Tutto questo non sarebbe stato possibile senza Donald Trump. Un sociopatico mentitore seriale – per cinque anni sostenne che Barack Obama non era americano – gran conoscitore però della psicologia dell’americano medio, colui che ha trasformato con successo la politica statunitense in una lotta tra due partiti repubblicani quasi omologhi, mettendo a tacere ogni voce a favore della gente comune e delle necessità umane fondamentali.
Trump quindi è troppo utile ai veri potenti d’America perché si possa dar credito a grossolane teorie della cospirazione. Resta un problema vero, però, l’abbassamento del livello generale di intelligenza e qualità della politica. Un discorso da fare senza spocchia, non c’è alcuna supremazia dell’altra parte ma il pericolo di Trump è dovuto alla sua inadeguatezza mentale (altro che Biden).

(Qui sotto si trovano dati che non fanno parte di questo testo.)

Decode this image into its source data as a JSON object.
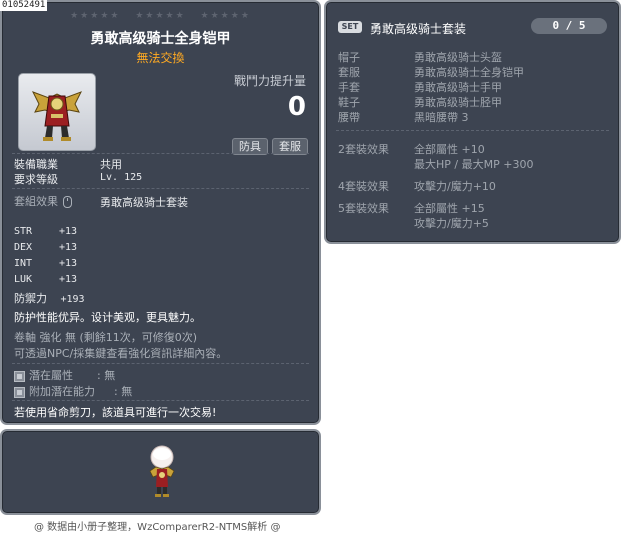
{
  "item_id": "01052491",
  "main": {
    "star_groups": [
      "★★★★★",
      "★★★★★",
      "★★★★★"
    ],
    "title": "勇敢高级骑士全身铠甲",
    "subtitle": "無法交換",
    "combat_power_label": "戰鬥力提升量",
    "combat_power_value": "0",
    "tags": [
      "防具",
      "套服"
    ],
    "job_label": "裝備職業",
    "job_value": "共用",
    "level_label": "要求等級",
    "level_value": "Lv. 125",
    "set_effect_label": "套組效果",
    "set_effect_value": "勇敢高级骑士套装",
    "stats": [
      {
        "name": "STR",
        "value": "+13"
      },
      {
        "name": "DEX",
        "value": "+13"
      },
      {
        "name": "INT",
        "value": "+13"
      },
      {
        "name": "LUK",
        "value": "+13"
      }
    ],
    "defense_label": "防禦力",
    "defense_value": "+193",
    "description": "防护性能优异。设计美观，更具魅力。",
    "scroll_line": "卷軸 強化 無 (剩餘11次，可修復0次)",
    "scroll_hint": "可透過NPC/採集鍵查看強化資訊詳細內容。",
    "potential_label": "潛在屬性",
    "potential_value": ": 無",
    "bonus_potential_label": "附加潛在能力",
    "bonus_potential_value": ": 無",
    "trade_note": "若使用省命剪刀，該道具可進行一次交易!"
  },
  "set_panel": {
    "badge": "SET",
    "title": "勇敢高级骑士套装",
    "count": "0 / 5",
    "pieces": [
      {
        "slot": "帽子",
        "name": "勇敢高级骑士头盔"
      },
      {
        "slot": "套服",
        "name": "勇敢高级骑士全身铠甲"
      },
      {
        "slot": "手套",
        "name": "勇敢高级骑士手甲"
      },
      {
        "slot": "鞋子",
        "name": "勇敢高级骑士胫甲"
      },
      {
        "slot": "腰帶",
        "name": "黑暗腰帶 3"
      }
    ],
    "effects": [
      {
        "label": "2套裝效果",
        "lines": [
          "全部屬性 +10",
          "最大HP / 最大MP  +300"
        ]
      },
      {
        "label": "4套裝效果",
        "lines": [
          "攻擊力/魔力+10"
        ]
      },
      {
        "label": "5套裝效果",
        "lines": [
          "全部屬性 +15",
          "攻擊力/魔力+5"
        ]
      }
    ]
  },
  "credit": "@ 数据由小册子整理，WzComparerR2-NTMS解析 @",
  "colors": {
    "panel_bg": "#3d4451",
    "panel_border": "#8a9099",
    "untradeable": "#ffaa22"
  }
}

L’incapacità di contenerlo si spiega con quello che la psichiatra Bandy X. Lee ha definito in un libro Contagio Trump. Una contaminazione del modo di essere e pensare che ha effettivamente portato all’irrazionalità, all’illegalità e alla violenza che vediamo oggi nella politica americana. I media – internet, social, e per i non giovani la tv – che Trump è stato in grado di “ipnotizzare”, non sono stati ‘impotenti’ contro di lui. Molto peggio, sono serviti a fare da cassa di risonanza ai suoi sintomi e patologie mentali, anche demonizzandolo.
Oggi l’America è come Donald Trump, così come l’Italia era come Berlusconi. E ciò non promette affatto bene per il resto del mondo. Compresi noi piccoli vassalli alla periferia dell’impero.